About 400 microbreweries or brewpubs opened last year, according to the association. So, while there's increased interest in craft beer, there's also more competition in an already crowded marketplace.

Locally, River Dog has been able to get its foot in the door because it's just that -- it's local. But the plan was never to just stop at the South Carolina borders.

The founders have the confidence and drive to make their brewery one of the best in the South. But that will only take the so far.

As Luman said, "We need to have a damn good beer."

They think they have that. They just need to get everyone else to take that first sip.


Brown has been brewing since the late '90s. He grew up on Hilton Head, returning after college to tend bar at various locales.

One late night flipping through channels, he came across an infomercial for a home brewing system. He made a call and soon was an amateur brewer. That lead to gatherings with friends to talk beer and try out each other's experiments.

About four years ago, he helped start the Lowcountry MALTS, a more formal collection of home brewers that started meeting at Corks. That's where he met Luman. Josh and his wife, Gabby, started the Corks wine bars in Hilton Head and Bluffton. Luman, an Ohio native, had become interested in craft brews since he spent a summer in Fort Collins, Colo., where Fat Tire was getting popular and a pint could be had for $1.

South Carolina had been a bit behind the craft beer craze because up until about six years ago, it had imposed a prohibition on beers with more than 5 percent alcohol. Once percentage was raised, it opened the door for people like Luman to start selling more craft and high gravity beers.

While Luman was a big supporter of craft beer, he didn't know brewing like the MALTS did. He'd hang with the group, drinking and listening late into the night. Luman said it became clear Brown was the alpha brewer.

The two beer enthusiasts soon became business partners. They started an in-house beer at Corks.

"We realized there was potential to do something big," Luman said.

The Southeast isn't the leader in craft beer world. There are successful breweries like Sweetwater Brewing in Atlanta. But the region trails the Northeast, Northwest and, well, basically everywhere. They saw space for a good Southern beer.

Luman sold his wine bars. Brown scaled back his involvement in a audio/visual company he started.

They decided to go all in.

"Let's make good beer and lots of it," Luman said.


About a week ago, Brown was up on a scaffolding, taking a temperature of a boiling 500-gallon cauldron of what will become his Coastal Wit Ale. (It's one of the four they're consistently making including a Pale Ale, IPA and a seasonal chocolate rye stout). Meanwhile, the finishing touches were being put on the tasting room that'll open Thursday in their 10,000-square-foot facility. It'll open the brewery up to the public, allowing visitors to see the process as it happens and taste the final product.

Brown describes the brewing process as being simple enough. Like any cook, he's just following a recipe. The point is to know that recipe inside and out. He likens it to a musician.

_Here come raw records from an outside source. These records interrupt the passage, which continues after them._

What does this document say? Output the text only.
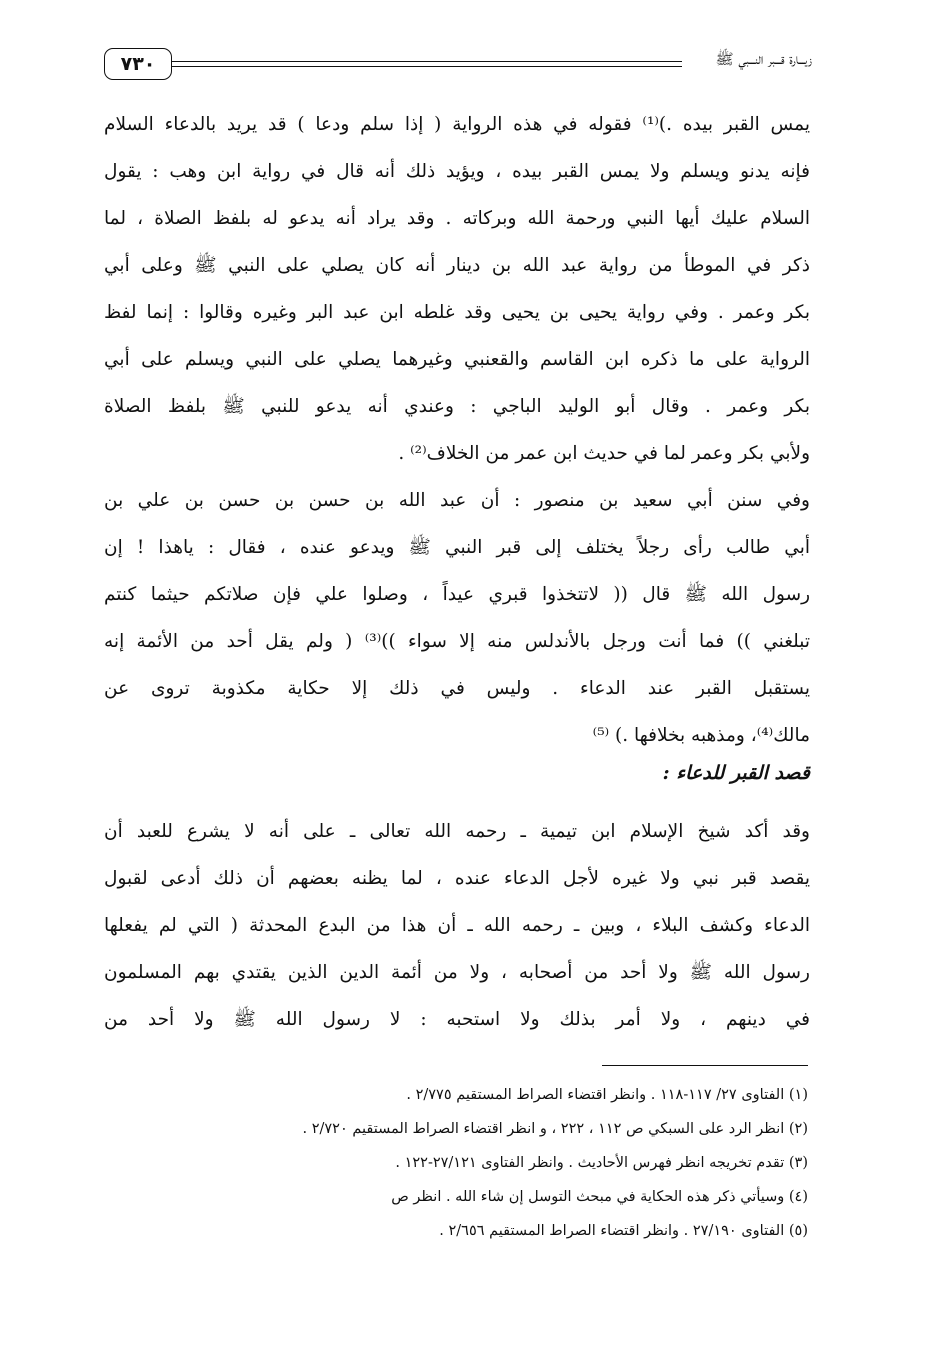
٧٣٠	زيـــارة قـــبر النـــبي ﷺ
يمس القبر بيده .)⁽¹⁾ فقوله في هذه الرواية ( إذا سلم ودعا ) قد يريد بالدعاء السلام
فإنه يدنو ويسلم ولا يمس القبر بيده ، ويؤيد ذلك أنه قال في رواية ابن وهب : يقول
السلام عليك أيها النبي ورحمة الله وبركاته . وقد يراد أنه يدعو له بلفظ الصلاة ، لما
ذكر في الموطأ من رواية عبد الله بن دينار أنه كان يصلي على النبي ﷺ وعلى أبي
بكر وعمر . وفي رواية يحيى بن يحيى وقد غلطه ابن عبد البر وغيره وقالوا : إنما لفظ
الرواية على ما ذكره ابن القاسم والقعنبي وغيرهما يصلي على النبي ويسلم على أبي
بكر وعمر . وقال أبو الوليد الباجي : وعندي أنه يدعو للنبي ﷺ بلفظ الصلاة
ولأبي بكر وعمر لما في حديث ابن عمر من الخلاف⁽²⁾ .
وفي سنن أبي سعيد بن منصور : أن عبد الله بن حسن بن حسن بن علي بن
أبي طالب رأى رجلاً يختلف إلى قبر النبي ﷺ ويدعو عنده ، فقال : ياهذا ! إن
رسول الله ﷺ قال (( لاتتخذوا قبري عيداً ، وصلوا علي فإن صلاتكم حيثما كنتم
تبلغني )) فما أنت ورجل بالأندلس منه إلا سواء ))⁽³⁾ ( ولم يقل أحد من الأئمة إنه
يستقبل القبر عند الدعاء . وليس في ذلك إلا حكاية مكذوبة تروى عن
مالك⁽⁴⁾، ومذهبه بخلافها .) ⁽⁵⁾
قصد القبر للدعاء :
وقد أكد شيخ الإسلام ابن تيمية ـ رحمه الله تعالى ـ على أنه لا يشرع للعبد أن
يقصد قبر نبي ولا غيره لأجل الدعاء عنده ، لما يظنه بعضهم أن ذلك أدعى لقبول
الدعاء وكشف البلاء ، وبين ـ رحمه الله ـ أن هذا من البدع المحدثة ( التي لم يفعلها
رسول الله ﷺ ولا أحد من أصحابه ، ولا من أئمة الدين الذين يقتدي بهم المسلمون
في دينهم ، ولا أمر بذلك ولا استحبه : لا رسول الله ﷺ ولا أحد من
(١) الفتاوى ٢٧/ ١١٧-١١٨ . وانظر اقتضاء الصراط المستقيم ٢/٧٧٥ .
(٢) انظر الرد على السبكي ص ١١٢ ، ٢٢٢ ، و انظر اقتضاء الصراط المستقيم ٢/٧٢٠ .
(٣) تقدم تخريجه انظر فهرس الأحاديث . وانظر الفتاوى ٢٧/١٢١-١٢٢ .
(٤) وسيأتي ذكر هذه الحكاية في مبحث التوسل إن شاء الله . انظر ص
(٥) الفتاوى ٢٧/١٩٠ . وانظر اقتضاء الصراط المستقيم ٢/٦٥٦ .
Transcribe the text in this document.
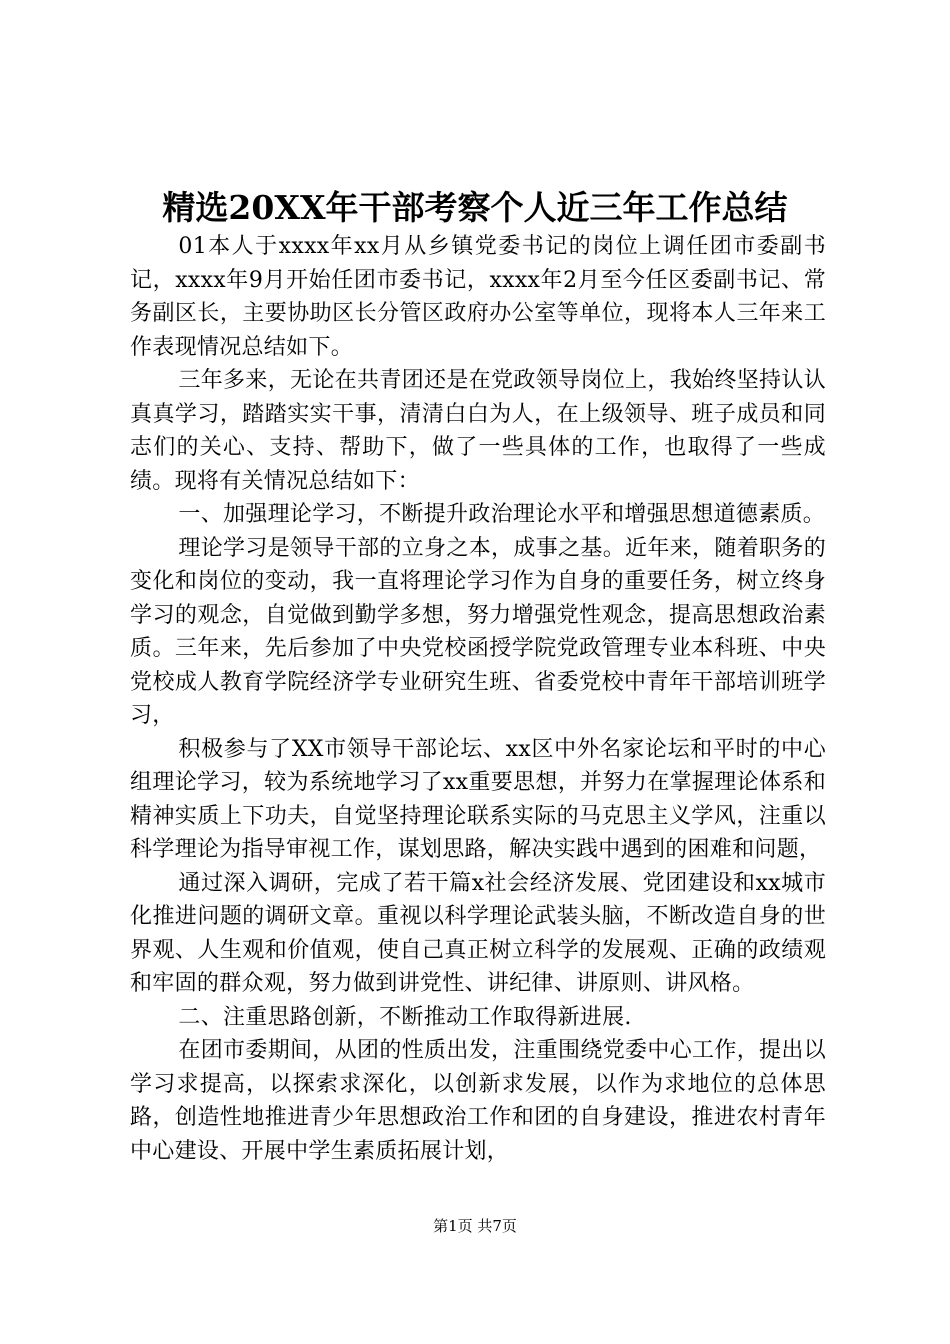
精选20XX年干部考察个人近三年工作总结

01本人于xxxx年xx月从乡镇党委书记的岗位上调任团市委副书记，xxxx年9月开始任团市委书记，xxxx年2月至今任区委副书记、常务副区长，主要协助区长分管区政府办公室等单位，现将本人三年来工作表现情况总结如下。

三年多来，无论在共青团还是在党政领导岗位上，我始终坚持认认真真学习，踏踏实实干事，清清白白为人，在上级领导、班子成员和同志们的关心、支持、帮助下，做了一些具体的工作，也取得了一些成绩。现将有关情况总结如下：

一、加强理论学习，不断提升政治理论水平和增强思想道德素质。

理论学习是领导干部的立身之本，成事之基。近年来，随着职务的变化和岗位的变动，我一直将理论学习作为自身的重要任务，树立终身学习的观念，自觉做到勤学多想，努力增强党性观念，提高思想政治素质。三年来，先后参加了中央党校函授学院党政管理专业本科班、中央党校成人教育学院经济学专业研究生班、省委党校中青年干部培训班学习，

积极参与了XX市领导干部论坛、xx区中外名家论坛和平时的中心组理论学习，较为系统地学习了xx重要思想，并努力在掌握理论体系和精神实质上下功夫，自觉坚持理论联系实际的马克思主义学风，注重以科学理论为指导审视工作，谋划思路，解决实践中遇到的困难和问题，

通过深入调研，完成了若干篇x社会经济发展、党团建设和xx城市化推进问题的调研文章。重视以科学理论武装头脑，不断改造自身的世界观、人生观和价值观，使自己真正树立科学的发展观、正确的政绩观和牢固的群众观，努力做到讲党性、讲纪律、讲原则、讲风格。

二、注重思路创新，不断推动工作取得新进展.

在团市委期间，从团的性质出发，注重围绕党委中心工作，提出以学习求提高，以探索求深化，以创新求发展，以作为求地位的总体思路，创造性地推进青少年思想政治工作和团的自身建设，推进农村青年中心建设、开展中学生素质拓展计划，

第1页 共7页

"Anyone can play guitar, but it takes time to get better," he said.

Luman calls him a "mad scientist" -- creative enough to take risks to create a unique beer yet disciplined enough to do that consistently. His latest experimentation is with used Maker's Mark barrels. They'll be aging the beers in the barrels, resulting in a beer with a unique twist

Brown said he knew fairly early on that he could be a professional brewer. Like how he built his audio/visual business, he knew once he became passionate about something, he gets the confidence to know that he can make it successful.

Luman is similar in mindset. He spends weekdays traveling to Myrtle Beach, Columbia, Charleston and Savannah. It's a wine-industry tactic he learned at Corks. It's called toting the bag. Wine sellers would stop Corks and let up tastings. He didn't really see that in the craft beer industry, so he decided to take their beer on the road.

Just several weeks ago he was in Port Royal at Fat Patties burger joint for a tasting. He sat, sipped and chatted up patrons about River Dog. Premier Southern brewer is a lofty goal. The road there starts at one bar, one glass, one sip at a time.